I liked Norman’s last book — The Last Couple Standing. He is good at writing realistic relationships and presenting multiple character viewpoints well and that comes out here as well. For this book, I didn’t really love the “billionaire facilitation” aspect of this story, though it served its purpose and didn’t sink into too much Lifestyles of the Rich and Famous. Overall an easy and enjoyable read.

Thank you to Ballantine Books and NetGalley for providing an advance copy of this book in exchange for my honest review. The book will be published on June 15th, 2021.

Old Lovegood Girls by Gail Godwin

Writing: 3/5 Plot: 3/5 Characters: 4/5

Thank you to Bloomsbury Publishing and NetGalley for providing an advance copy of this book in exchange for my honest review. The book will be published on May 5th, 2020.

The story of a lifelong friendship between two women who first meet at Lovegood College in 1958. Feron comes from a terrible, dark, background and has trouble connecting with people in any meaningful way; complacent and composed, Merry comes from a happy background and yet suffers a tragedy that forces her to withdraw from school after only one semester. Both develop literary interests and talents which feature in the story.

It’s an odd (to me) friendship and an odder narrative.

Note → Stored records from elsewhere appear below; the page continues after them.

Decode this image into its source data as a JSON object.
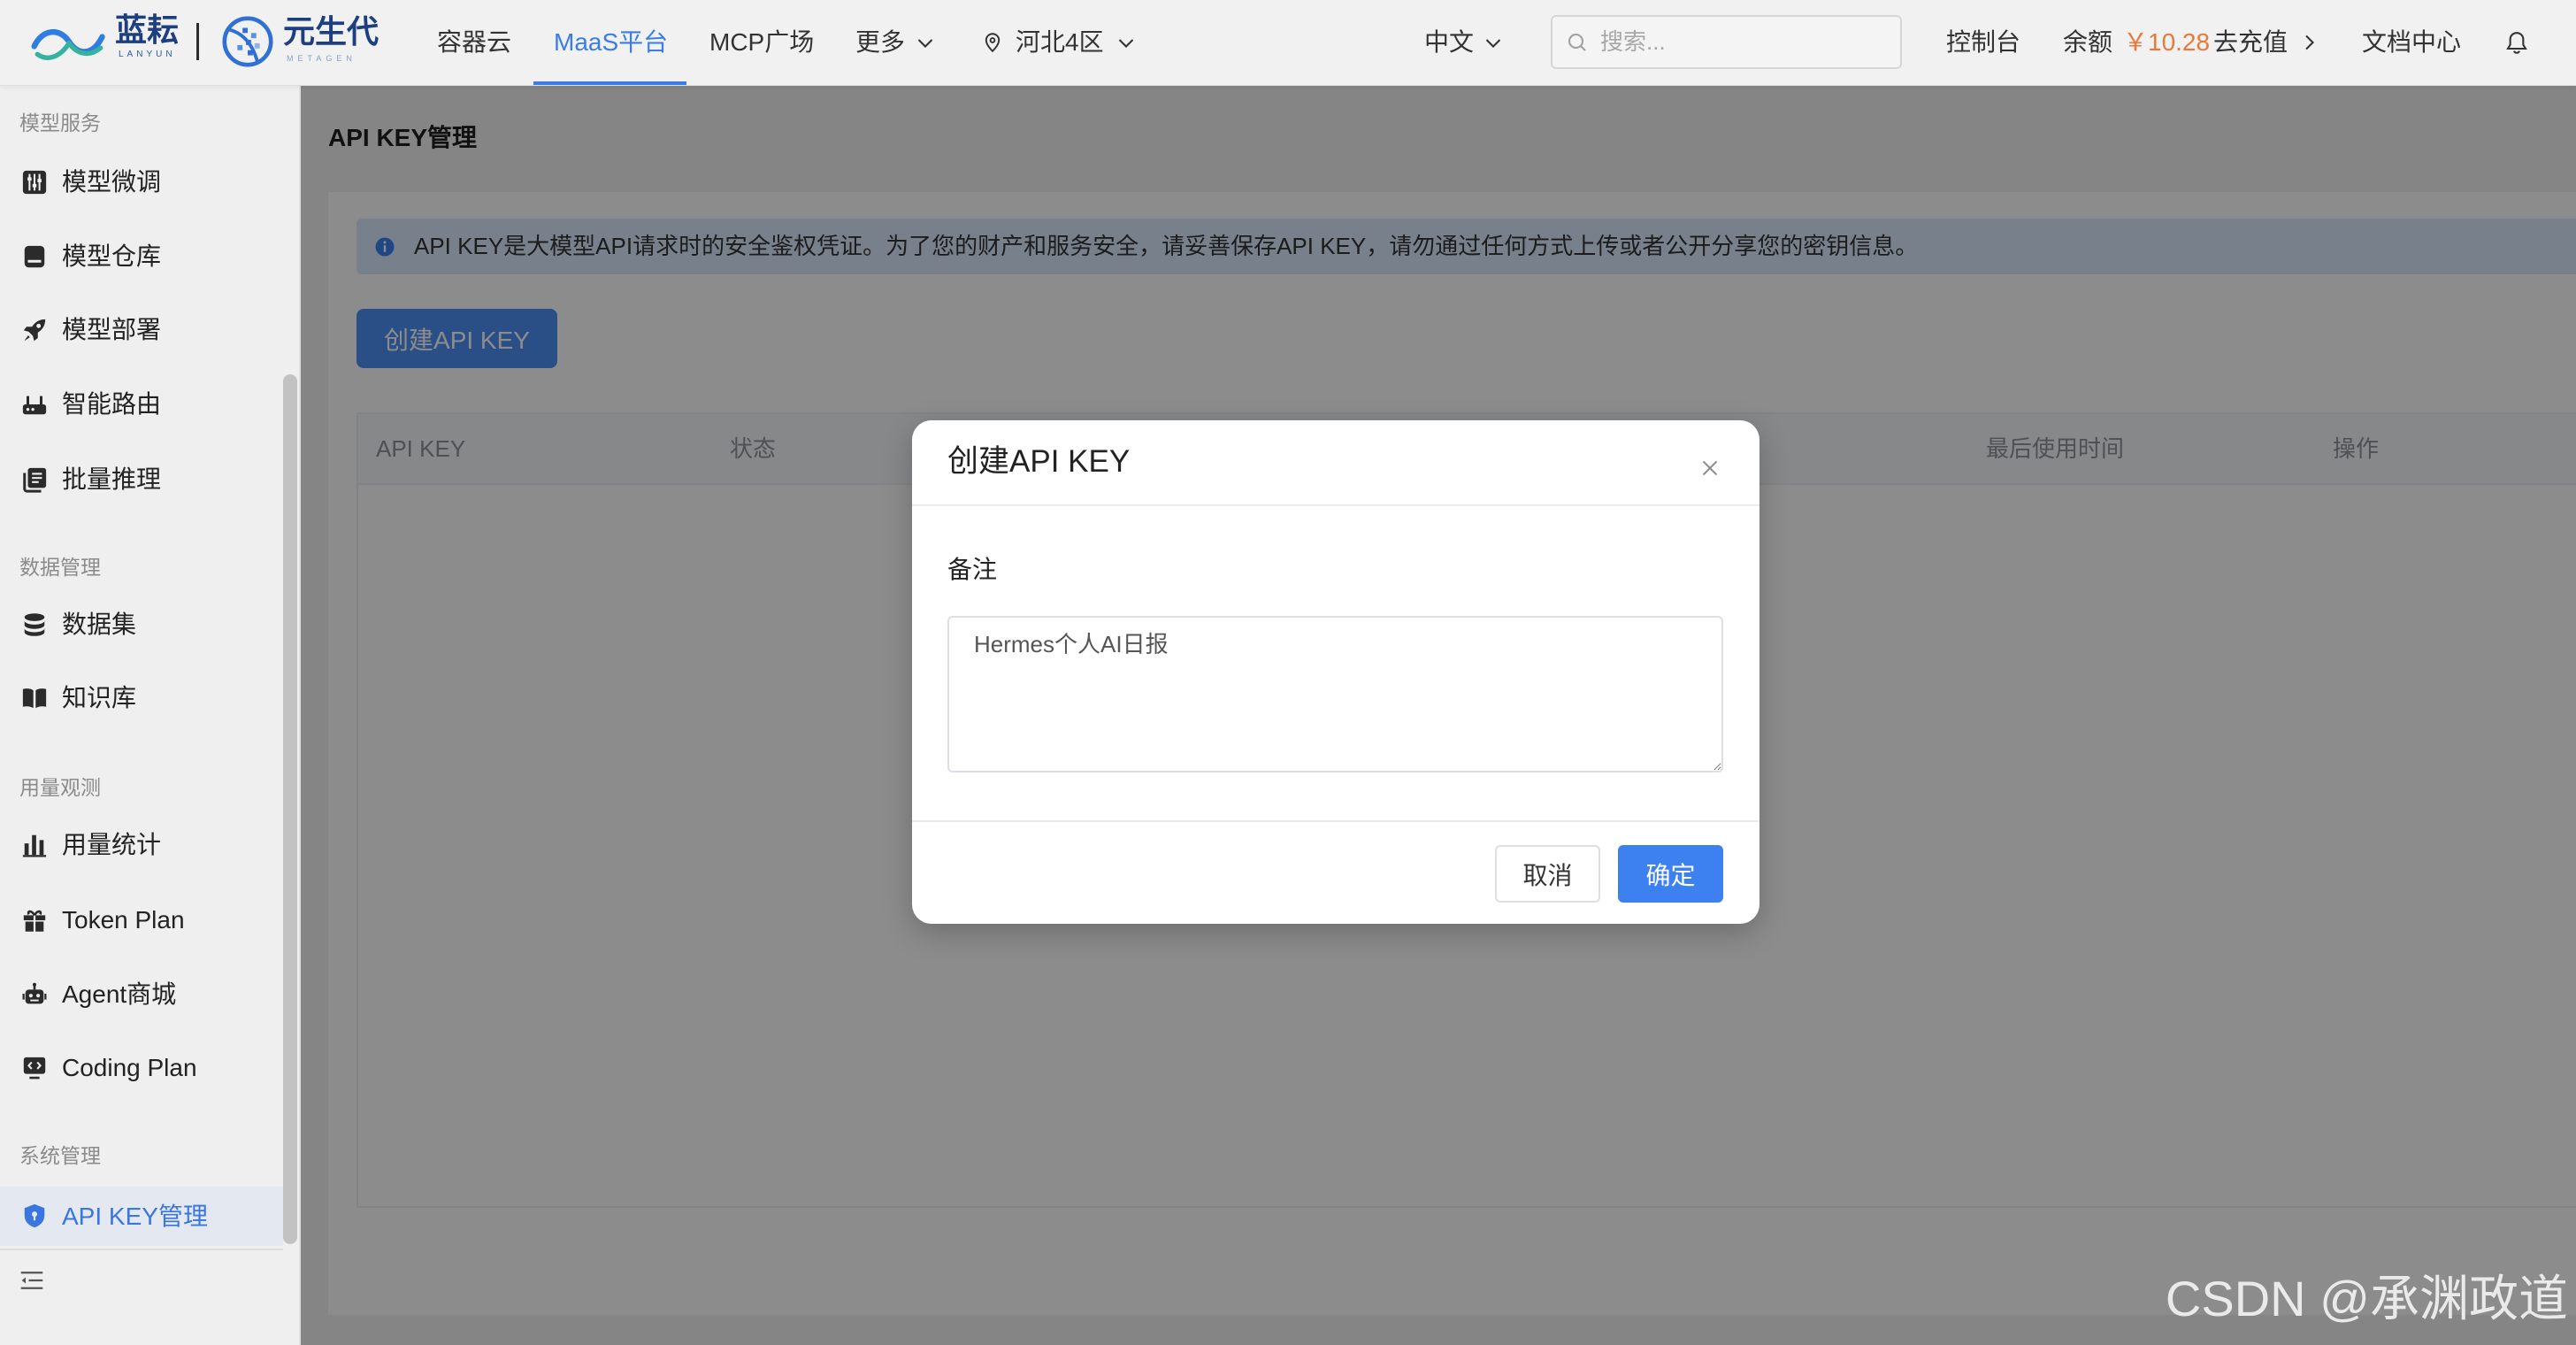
{
  "header": {
    "logo": {
      "brand_cn": "蓝耘",
      "brand_en": "LANYUN",
      "partner_cn": "元生代",
      "partner_en": "METAGEN"
    },
    "nav": [
      {
        "label": "容器云",
        "active": false
      },
      {
        "label": "MaaS平台",
        "active": true
      },
      {
        "label": "MCP广场",
        "active": false
      },
      {
        "label": "更多",
        "active": false
      }
    ],
    "region": "河北4区",
    "language": "中文",
    "search_placeholder": "搜索...",
    "console": "控制台",
    "balance_label": "余额",
    "balance_value": "￥10.28",
    "recharge": "去充值",
    "docs": "文档中心",
    "icons": [
      "location-icon",
      "chevron-down-icon",
      "search-icon",
      "chevron-right-icon",
      "bell-icon"
    ]
  },
  "sidebar": {
    "groups": [
      {
        "label": "模型服务",
        "items": [
          {
            "label": "模型微调",
            "icon": "sliders-icon"
          },
          {
            "label": "模型仓库",
            "icon": "storage-icon"
          },
          {
            "label": "模型部署",
            "icon": "rocket-icon"
          },
          {
            "label": "智能路由",
            "icon": "router-icon"
          },
          {
            "label": "批量推理",
            "icon": "book-list-icon"
          }
        ]
      },
      {
        "label": "数据管理",
        "items": [
          {
            "label": "数据集",
            "icon": "database-icon"
          },
          {
            "label": "知识库",
            "icon": "book-open-icon"
          }
        ]
      },
      {
        "label": "用量观测",
        "items": [
          {
            "label": "用量统计",
            "icon": "bar-chart-icon"
          },
          {
            "label": "Token Plan",
            "icon": "gift-icon"
          },
          {
            "label": "Agent商城",
            "icon": "robot-icon"
          },
          {
            "label": "Coding Plan",
            "icon": "code-monitor-icon"
          }
        ]
      },
      {
        "label": "系统管理",
        "items": [
          {
            "label": "API KEY管理",
            "icon": "shield-icon",
            "active": true
          }
        ]
      }
    ],
    "collapse_icon": "menu-fold-icon"
  },
  "main": {
    "page_title": "API KEY管理",
    "notice": "API KEY是大模型API请求时的安全鉴权凭证。为了您的财产和服务安全，请妥善保存API KEY，请勿通过任何方式上传或者公开分享您的密钥信息。",
    "notice_icon": "info-icon",
    "create_button": "创建API KEY",
    "table": {
      "columns": [
        "API KEY",
        "状态",
        "最后使用时间",
        "操作"
      ],
      "rows": []
    }
  },
  "modal": {
    "title": "创建API KEY",
    "remark_label": "备注",
    "remark_value": "Hermes个人AI日报",
    "cancel": "取消",
    "confirm": "确定",
    "close_icon": "close-icon"
  },
  "watermark": "CSDN @承渊政道",
  "theme": {
    "accent": "#3b7de8",
    "balance": "#e8793a",
    "confirm_button": "#3d80f0",
    "active_menu_bg": "#e4e9f1"
  }
}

After bonding immediately as freshman roommates, their next contact isn’t for ten years and remains sporadic after that. The narrative plays off this strange relationship by leaping from contact to contact and filling in the (event rich) intervening years via memories and asides. Thus whole marriages are relegated to a sad memory summarized in a couple of lines.

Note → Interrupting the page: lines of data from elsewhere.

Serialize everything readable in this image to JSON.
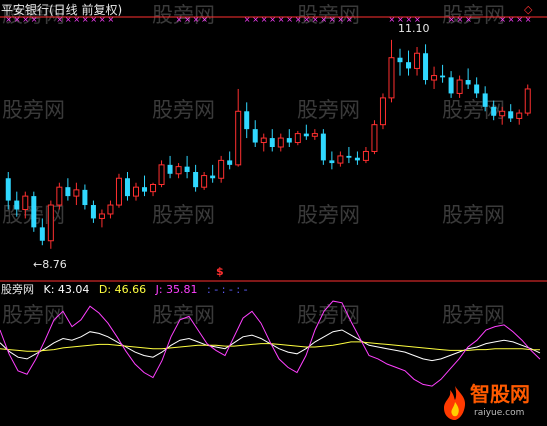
{
  "window": {
    "title": "平安银行(日线 前复权)",
    "low_price_label": "←8.76",
    "high_price_label": "11.10",
    "dollar_marker": "$",
    "corner_marker": "◇"
  },
  "indicator": {
    "name": "股旁网",
    "k_text": "K: 43.04",
    "d_text": "D: 46.66",
    "j_text": "J: 35.81",
    "extra_text": ": - : - : -"
  },
  "watermarks": [
    "股旁网",
    "股旁网",
    "股旁网",
    "股旁网",
    "股旁网",
    "股旁网",
    "股旁网",
    "股旁网",
    "股旁网",
    "股旁网",
    "股旁网",
    "股旁网",
    "股旁网",
    "股旁网",
    "股旁网",
    "股旁网"
  ],
  "logo": {
    "text": "智股网",
    "url": "raiyue.com"
  },
  "colors": {
    "up": "#ff3030",
    "down": "#30d8ff",
    "k_line": "#ffffff",
    "d_line": "#ffff40",
    "j_line": "#ff40ff",
    "separator": "#ff3030",
    "x_marker": "#ff40ff"
  },
  "chart_data": [
    {
      "type": "candlestick",
      "title": "平安银行(日线 前复权)",
      "y_range": [
        8.5,
        11.3
      ],
      "candles": [
        [
          9.55,
          9.62,
          9.2,
          9.3
        ],
        [
          9.3,
          9.4,
          9.12,
          9.2
        ],
        [
          9.2,
          9.4,
          9.1,
          9.35
        ],
        [
          9.35,
          9.4,
          8.95,
          9.0
        ],
        [
          9.0,
          9.1,
          8.8,
          8.85
        ],
        [
          8.85,
          9.3,
          8.76,
          9.25
        ],
        [
          9.25,
          9.5,
          9.2,
          9.45
        ],
        [
          9.45,
          9.55,
          9.3,
          9.35
        ],
        [
          9.35,
          9.5,
          9.25,
          9.42
        ],
        [
          9.42,
          9.48,
          9.2,
          9.25
        ],
        [
          9.25,
          9.3,
          9.05,
          9.1
        ],
        [
          9.1,
          9.2,
          9.0,
          9.15
        ],
        [
          9.15,
          9.3,
          9.1,
          9.25
        ],
        [
          9.25,
          9.6,
          9.22,
          9.55
        ],
        [
          9.55,
          9.62,
          9.3,
          9.35
        ],
        [
          9.35,
          9.5,
          9.3,
          9.45
        ],
        [
          9.45,
          9.58,
          9.35,
          9.4
        ],
        [
          9.4,
          9.5,
          9.35,
          9.48
        ],
        [
          9.48,
          9.75,
          9.45,
          9.7
        ],
        [
          9.7,
          9.8,
          9.55,
          9.6
        ],
        [
          9.6,
          9.72,
          9.55,
          9.68
        ],
        [
          9.68,
          9.8,
          9.55,
          9.62
        ],
        [
          9.62,
          9.7,
          9.4,
          9.45
        ],
        [
          9.45,
          9.62,
          9.42,
          9.58
        ],
        [
          9.58,
          9.7,
          9.5,
          9.55
        ],
        [
          9.55,
          9.8,
          9.5,
          9.75
        ],
        [
          9.75,
          9.85,
          9.65,
          9.7
        ],
        [
          9.7,
          10.55,
          9.68,
          10.3
        ],
        [
          10.3,
          10.4,
          10.0,
          10.1
        ],
        [
          10.1,
          10.2,
          9.9,
          9.95
        ],
        [
          9.95,
          10.05,
          9.85,
          10.0
        ],
        [
          10.0,
          10.1,
          9.85,
          9.9
        ],
        [
          9.9,
          10.05,
          9.85,
          10.0
        ],
        [
          10.0,
          10.1,
          9.9,
          9.95
        ],
        [
          9.95,
          10.08,
          9.92,
          10.05
        ],
        [
          10.05,
          10.15,
          9.98,
          10.02
        ],
        [
          10.02,
          10.1,
          9.98,
          10.05
        ],
        [
          10.05,
          10.1,
          9.7,
          9.75
        ],
        [
          9.75,
          9.85,
          9.65,
          9.72
        ],
        [
          9.72,
          9.85,
          9.68,
          9.8
        ],
        [
          9.8,
          9.9,
          9.72,
          9.78
        ],
        [
          9.78,
          9.85,
          9.7,
          9.75
        ],
        [
          9.75,
          9.9,
          9.72,
          9.85
        ],
        [
          9.85,
          10.2,
          9.82,
          10.15
        ],
        [
          10.15,
          10.5,
          10.1,
          10.45
        ],
        [
          10.45,
          11.1,
          10.4,
          10.9
        ],
        [
          10.9,
          11.0,
          10.7,
          10.85
        ],
        [
          10.85,
          10.98,
          10.7,
          10.78
        ],
        [
          10.78,
          11.02,
          10.7,
          10.95
        ],
        [
          10.95,
          11.05,
          10.6,
          10.65
        ],
        [
          10.65,
          10.8,
          10.55,
          10.7
        ],
        [
          10.7,
          10.82,
          10.62,
          10.68
        ],
        [
          10.68,
          10.75,
          10.45,
          10.5
        ],
        [
          10.5,
          10.7,
          10.45,
          10.65
        ],
        [
          10.65,
          10.78,
          10.55,
          10.6
        ],
        [
          10.6,
          10.68,
          10.45,
          10.5
        ],
        [
          10.5,
          10.58,
          10.3,
          10.35
        ],
        [
          10.35,
          10.42,
          10.2,
          10.25
        ],
        [
          10.25,
          10.35,
          10.15,
          10.3
        ],
        [
          10.3,
          10.38,
          10.18,
          10.22
        ],
        [
          10.22,
          10.32,
          10.15,
          10.28
        ],
        [
          10.28,
          10.6,
          10.25,
          10.55
        ]
      ],
      "annotations": [
        "←8.76",
        "11.10"
      ]
    },
    {
      "type": "line",
      "title": "股旁网",
      "y_range": [
        -10,
        110
      ],
      "series": [
        {
          "name": "K",
          "values": [
            55,
            45,
            38,
            36,
            42,
            48,
            55,
            60,
            58,
            62,
            68,
            66,
            62,
            56,
            50,
            44,
            40,
            38,
            44,
            52,
            58,
            60,
            56,
            52,
            50,
            48,
            55,
            62,
            64,
            60,
            54,
            48,
            44,
            42,
            48,
            56,
            62,
            68,
            70,
            64,
            58,
            52,
            50,
            48,
            46,
            44,
            40,
            36,
            34,
            36,
            40,
            44,
            48,
            50,
            54,
            56,
            58,
            56,
            52,
            48,
            43
          ]
        },
        {
          "name": "D",
          "values": [
            48,
            47,
            46,
            45,
            45,
            46,
            47,
            49,
            50,
            51,
            52,
            53,
            53,
            52,
            51,
            50,
            49,
            48,
            48,
            49,
            50,
            51,
            52,
            52,
            52,
            51,
            51,
            52,
            53,
            54,
            54,
            53,
            52,
            51,
            50,
            50,
            51,
            52,
            54,
            56,
            56,
            55,
            54,
            53,
            52,
            51,
            50,
            49,
            48,
            47,
            46,
            46,
            46,
            47,
            47,
            48,
            48,
            48,
            48,
            47,
            46.66
          ]
        },
        {
          "name": "J",
          "values": [
            70,
            42,
            22,
            18,
            36,
            58,
            82,
            92,
            74,
            82,
            98,
            90,
            78,
            62,
            45,
            30,
            20,
            14,
            34,
            62,
            82,
            86,
            70,
            54,
            46,
            40,
            62,
            84,
            92,
            78,
            56,
            36,
            26,
            20,
            40,
            70,
            92,
            104,
            102,
            80,
            60,
            40,
            36,
            30,
            26,
            22,
            12,
            6,
            4,
            12,
            24,
            36,
            50,
            58,
            70,
            74,
            76,
            68,
            58,
            46,
            35.81
          ]
        }
      ]
    }
  ]
}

In some ways the book is written well — the language is good, the characters interesting, the dialog decent. However, it was difficult to get invested in the characters and this central relationship when there was so little to it. The author does convey the closeness each feels to the other, in spite of the fact that neither seems to make much effort to connect more often. It’s possible that these are just not people or modes of interaction that would work for me — I didn’t particularly like either of the main characters. I could not manage to find empathy for Feron, despite knowing her background and being privy to her inner thoughts. Merry was less well developed and while likable, she was far too passive for my taste. I feel like a real friendship would have brought out more in the other — the fact that these two felt close, despite rarely seeing or talking to each other, wasn’t much of a story.

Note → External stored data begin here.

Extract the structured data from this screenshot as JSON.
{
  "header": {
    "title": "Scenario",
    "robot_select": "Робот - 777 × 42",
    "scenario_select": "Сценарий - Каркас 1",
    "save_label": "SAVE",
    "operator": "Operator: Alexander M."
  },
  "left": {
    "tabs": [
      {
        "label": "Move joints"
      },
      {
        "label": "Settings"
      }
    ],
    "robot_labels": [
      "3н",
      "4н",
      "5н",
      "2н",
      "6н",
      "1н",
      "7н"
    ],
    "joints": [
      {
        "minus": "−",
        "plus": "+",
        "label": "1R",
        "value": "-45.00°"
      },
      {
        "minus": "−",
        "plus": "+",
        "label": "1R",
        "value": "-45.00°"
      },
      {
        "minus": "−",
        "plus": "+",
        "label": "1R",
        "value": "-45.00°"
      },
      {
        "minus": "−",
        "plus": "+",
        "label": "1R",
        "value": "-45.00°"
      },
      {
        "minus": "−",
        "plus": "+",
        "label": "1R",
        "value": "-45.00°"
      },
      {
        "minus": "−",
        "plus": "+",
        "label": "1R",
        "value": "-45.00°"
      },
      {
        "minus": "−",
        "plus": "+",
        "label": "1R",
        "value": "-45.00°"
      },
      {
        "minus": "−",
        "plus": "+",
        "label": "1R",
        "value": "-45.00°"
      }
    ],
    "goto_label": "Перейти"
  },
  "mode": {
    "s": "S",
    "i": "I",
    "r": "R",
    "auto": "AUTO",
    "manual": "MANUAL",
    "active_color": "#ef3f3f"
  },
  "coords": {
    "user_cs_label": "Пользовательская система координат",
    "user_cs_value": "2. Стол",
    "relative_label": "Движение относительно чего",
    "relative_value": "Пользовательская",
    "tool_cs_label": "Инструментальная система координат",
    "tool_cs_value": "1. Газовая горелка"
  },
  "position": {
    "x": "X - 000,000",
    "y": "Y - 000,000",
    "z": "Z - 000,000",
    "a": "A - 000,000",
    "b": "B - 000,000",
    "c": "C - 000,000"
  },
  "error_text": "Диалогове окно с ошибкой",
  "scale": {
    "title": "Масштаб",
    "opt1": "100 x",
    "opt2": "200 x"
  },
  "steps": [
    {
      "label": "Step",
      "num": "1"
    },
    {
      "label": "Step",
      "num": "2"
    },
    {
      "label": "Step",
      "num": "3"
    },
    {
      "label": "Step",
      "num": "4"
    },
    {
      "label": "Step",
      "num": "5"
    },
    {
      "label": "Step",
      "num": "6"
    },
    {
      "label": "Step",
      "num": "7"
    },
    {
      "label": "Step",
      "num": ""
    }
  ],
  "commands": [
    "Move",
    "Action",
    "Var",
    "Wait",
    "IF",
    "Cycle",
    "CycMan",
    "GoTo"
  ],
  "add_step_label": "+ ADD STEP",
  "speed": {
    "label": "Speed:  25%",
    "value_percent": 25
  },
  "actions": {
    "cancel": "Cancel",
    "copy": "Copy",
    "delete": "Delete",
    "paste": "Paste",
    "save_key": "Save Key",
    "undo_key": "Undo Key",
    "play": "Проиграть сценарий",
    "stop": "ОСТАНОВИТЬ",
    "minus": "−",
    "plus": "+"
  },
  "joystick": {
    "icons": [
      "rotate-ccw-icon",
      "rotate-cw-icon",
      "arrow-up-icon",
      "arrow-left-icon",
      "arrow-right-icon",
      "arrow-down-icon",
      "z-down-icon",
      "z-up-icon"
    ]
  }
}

While there was a lot in the book I liked — the (very different) literary aspirations, motivations, and processes for the two; the full depictions of Merry’s tobacco farm, Feron’s New York City life, Lovegood college, and the other characters — overall I found it rather depressing. Nobody in the book has a particularly happy life, and while the tone is not overly dramatic (the action is removed since it’s all in history), I felt dragged into an emotional pall. While each character seemed to have found some happiness or sense of accomplishment in their life, we don’t get to experience that directly. Overall I found the book mildly interesting from an intellectual perspective and mildly depressing from the emotional.